Murphy chief of staff resumes testimony on alleged sexual assault

BY Briana Vannozzi, Correspondent |

Lawmakers hammered away at Gov. Phil Murphy’s Chief of Staff Pete Cammarano for hours, peppering him with questions about the hiring of Al Alvarez, the senior staffer accused of raping another high level official in the administration. In the fourth marathon hearing, legislators honed in on timelines. Alvarez was first told to resign by Cammarano on March 26, 2018, then again by another member of Murphy’s inner circle in June, yet he stayed on as the chief of staff for the School Development Authority until Oct. 3.

“It’s very hard to believe with the seriousness, as you would emphasize that it was incredibly serious, and you tell this individual they need to part company with the state and he’s still there almost three months later and you do nothing,” said Sen. Fred Madden.

“There are times I wonder if I should have informed the governor. There are times I wonder if I should have pushed back harder. There are times if I wonder if I should have just fired Mr. Alvarez and run the risk of being sued for firing someone for an accusation,” Cammarano said. “There’s a lot I think I could have done. I think there were barrier though. The confidentiality barrier frustrated me.”

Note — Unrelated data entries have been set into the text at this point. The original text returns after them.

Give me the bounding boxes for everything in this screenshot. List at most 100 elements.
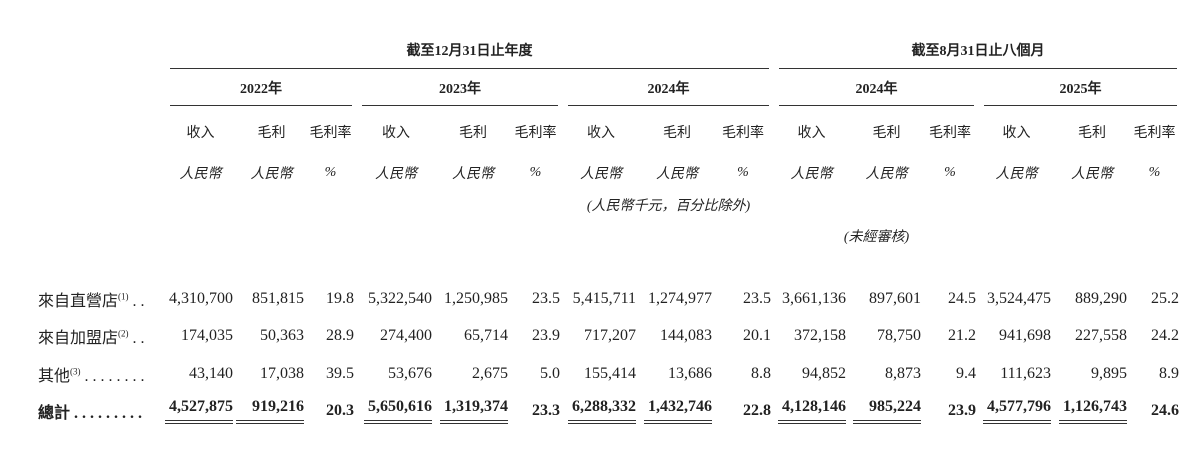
cell-value: 39.5	[326, 364, 354, 382]
cell-value: 21.2	[948, 327, 976, 345]
column-header: 收入	[186, 126, 215, 141]
table-row: 來自加盟店(2) . . 174,035 50,363 28.9 274,400 65,7…	[0, 318, 1182, 356]
table-cell: 717,207	[563, 318, 639, 356]
column-header: 毛利率	[722, 126, 764, 141]
table-cell: 144,083	[639, 318, 715, 356]
unit-label: 人民幣	[790, 167, 833, 182]
cell-value: 24.5	[948, 289, 976, 307]
unit-label: 人民幣	[179, 167, 222, 182]
unit-label: %	[324, 165, 337, 180]
cell-value: 889,290	[1075, 289, 1127, 307]
year-header: 2024年	[563, 72, 774, 112]
cell-value: 24.6	[1151, 402, 1179, 420]
year-header: 2023年	[357, 72, 563, 112]
year-label: 2024年	[568, 78, 769, 106]
year-header: 2024年	[774, 72, 979, 112]
cell-value: 8.8	[751, 364, 771, 382]
cell-value: 65,714	[464, 327, 508, 345]
column-header: 收入	[797, 126, 826, 141]
cell-value: 1,432,746	[644, 398, 712, 425]
cell-value: 1,319,374	[440, 398, 508, 425]
cell-value: 941,698	[999, 327, 1051, 345]
cell-value: 6,288,332	[568, 398, 636, 425]
table-cell: 3,661,136	[774, 280, 849, 318]
column-header: 毛利率	[1133, 126, 1176, 141]
unit-label: %	[944, 165, 956, 180]
cell-value: 4,310,700	[169, 289, 233, 307]
cell-value: 20.3	[326, 402, 354, 420]
table-cell: 3,524,475	[979, 280, 1054, 318]
cell-value: 17,038	[260, 364, 304, 382]
cell-value: 25.2	[1151, 289, 1179, 307]
cell-value: 23.5	[743, 289, 771, 307]
table-cell: 23.5	[715, 280, 774, 318]
table-cell: 274,400	[357, 318, 435, 356]
column-header: 毛利率	[929, 126, 971, 141]
table-cell: 6,288,332	[563, 393, 639, 431]
cell-value: 3,661,136	[782, 289, 846, 307]
column-header: 收入	[587, 126, 615, 141]
table-cell: 9,895	[1054, 355, 1130, 393]
year-header: 2022年	[165, 72, 357, 112]
cell-value: 1,274,977	[648, 289, 712, 307]
table-cell: 174,035	[165, 318, 236, 356]
table-cell: 28.9	[307, 318, 357, 356]
table-cell: 1,274,977	[639, 280, 715, 318]
table-cell: 155,414	[563, 355, 639, 393]
year-header-row: 2022年 2023年 2024年 2024年 2025年	[0, 72, 1182, 112]
year-label: 2025年	[984, 78, 1177, 106]
table-cell: 21.2	[924, 318, 979, 356]
cell-value: 9.4	[956, 364, 976, 382]
table-cell: 23.3	[511, 393, 563, 431]
currency-note: (人民幣千元，百分比除外)	[586, 199, 751, 214]
table-cell: 889,290	[1054, 280, 1130, 318]
table-cell: 4,577,796	[979, 393, 1054, 431]
total-row: 總計 . . . . . . . . . 4,527,875 919,216 20.3…	[0, 393, 1182, 431]
unit-row: 人民幣 人民幣% 人民幣 人民幣% 人民幣 人民幣% 人民幣 人民幣% 人民幣 人民幣%	[0, 152, 1182, 194]
row-label: 總計 . . . . . . . . .	[0, 393, 165, 431]
unit-label: 人民幣	[452, 167, 494, 182]
cell-value: 274,400	[380, 327, 432, 345]
cell-value: 24.2	[1151, 327, 1179, 345]
row-label-text: 來自加盟店	[38, 330, 119, 348]
table-cell: 1,432,746	[639, 393, 715, 431]
cell-value: 53,676	[388, 364, 432, 382]
unit-label: 人民幣	[250, 167, 293, 182]
cell-value: 4,128,146	[778, 398, 846, 425]
column-header-row: 收入 毛利 毛利率 收入 毛利 毛利率 收入 毛利 毛利率 收入 毛利 毛利率 收入 毛利 毛利率	[0, 112, 1182, 152]
cell-value: 23.5	[532, 289, 560, 307]
unit-label: %	[1148, 165, 1161, 180]
unaudited-row: (未經審核)	[0, 216, 1182, 256]
table-row: 其他(3) . . . . . . . . 43,140 17,038 39.5 53,…	[0, 355, 1182, 393]
year-header: 2025年	[979, 72, 1182, 112]
column-header: 毛利	[459, 126, 487, 141]
cell-value: 8.9	[1159, 364, 1179, 382]
table-cell: 5.0	[511, 355, 563, 393]
year-label: 2022年	[170, 78, 352, 106]
unit-label: %	[737, 165, 749, 180]
cell-value: 372,158	[794, 327, 846, 345]
table-cell: 9.4	[924, 355, 979, 393]
table-cell: 985,224	[849, 393, 924, 431]
cell-value: 227,558	[1075, 327, 1127, 345]
table-cell: 227,558	[1054, 318, 1130, 356]
year-label: 2024年	[779, 78, 974, 106]
table-cell: 43,140	[165, 355, 236, 393]
table-cell: 50,363	[236, 318, 307, 356]
table-cell: 1,126,743	[1054, 393, 1130, 431]
table-cell: 24.2	[1130, 318, 1182, 356]
table-cell: 1,319,374	[435, 393, 511, 431]
table-cell: 372,158	[774, 318, 849, 356]
unaudited-note: (未經審核)	[843, 230, 910, 245]
column-header: 毛利	[257, 126, 286, 141]
unit-label: 人民幣	[1071, 167, 1113, 182]
table-cell: 111,623	[979, 355, 1054, 393]
column-header: 收入	[382, 126, 410, 141]
table-cell: 13,686	[639, 355, 715, 393]
table-cell: 25.2	[1130, 280, 1182, 318]
revenue-gross-profit-table: 截至12月31日止年度 截至8月31日止八個月 2022年 2023年 2024年 202…	[0, 40, 1182, 430]
cell-value: 78,750	[877, 327, 921, 345]
table-cell: 23.9	[924, 393, 979, 431]
table-cell: 897,601	[849, 280, 924, 318]
unit-label: 人民幣	[656, 167, 698, 182]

But unemployment papers filed by Alvarez last month allege that Murphy officials pledged to help him find another job before letting him go.

Senate Majority Leader, and panel co-chair, Loretta Weinberg got right to the point.

“Did you offer to help him find a job?” asked Weinberg.

“I did not,” replied Cammarano.

“Did he ask you to?” asked Weinberg.

“He did not,” Cammarano said.

“OK. So there was no offer, from you at least,” Weinberg said.

“There was not,” Cammarano replied.

Indicating that perhaps other officials had offered help. Cammarano insists Murphy’s Chief Counsel Matt Platkin advised him not to speak to the governor or any other senior officials about the situation due to confidentiality clauses.

“Did it trouble you that they were telling you not to tell your boss, who is the top person in state of New Jersey, he’s the leader of the state of New Jersey at this point, about a serious allegation about someone in his administration?” asked Assemblywoman Nancy Munoz.

“As I’ve testified before, there were times where I did wonder about it but ultimately I follow the advice of legal counsel,” Cammarano replied.

“Why wasn’t he just taken out of employment, we’re going to put you on paid leave until we start figuring this out, then we can cut the cord when we need to. On your end you were thinking no. Why didn’t he go through that process?” asked Assemblywoman BettyLou DeCroce.

“It’s not a thought that ever entered my mind,” Cammarano said.

Alvarez, through his attorney, denies the allegations. This week Alvarez shared his side of the story, claiming he was in a consensual affair with a married woman who then claimed rape. Ultimately, lawmakers were left with little new information Thursday, adding it makes it tough to reform hiring practices with fingers pointed in every direction.

“Given everything that has gone on to date — all the testimony, and public statements, newspaper stories — who do you hold accountable for getting us here today?” asked Sen. Kristin Corrado.

“I’ll take some. Anyone involved, including you folks sitting here who are looking at this issue, I think we all have an obligation and responsibility to address it,” Cammarano said.

And in an odd twist of events after Cammarano asked for a 5 minute break, he didn’t come back to continue his testimony.

Late Thursday the committee heard from Heather Taylor, the state’s chief ethics officer. But it was Platkin’s name that was mentioned more than three dozen times by our count during Thursday’s hearing. He’s a central figure lawmakers want to talk to. His testimony has been rescheduled several times, but NJTV News is told he’s on tap for the next hearing on Jan. 25.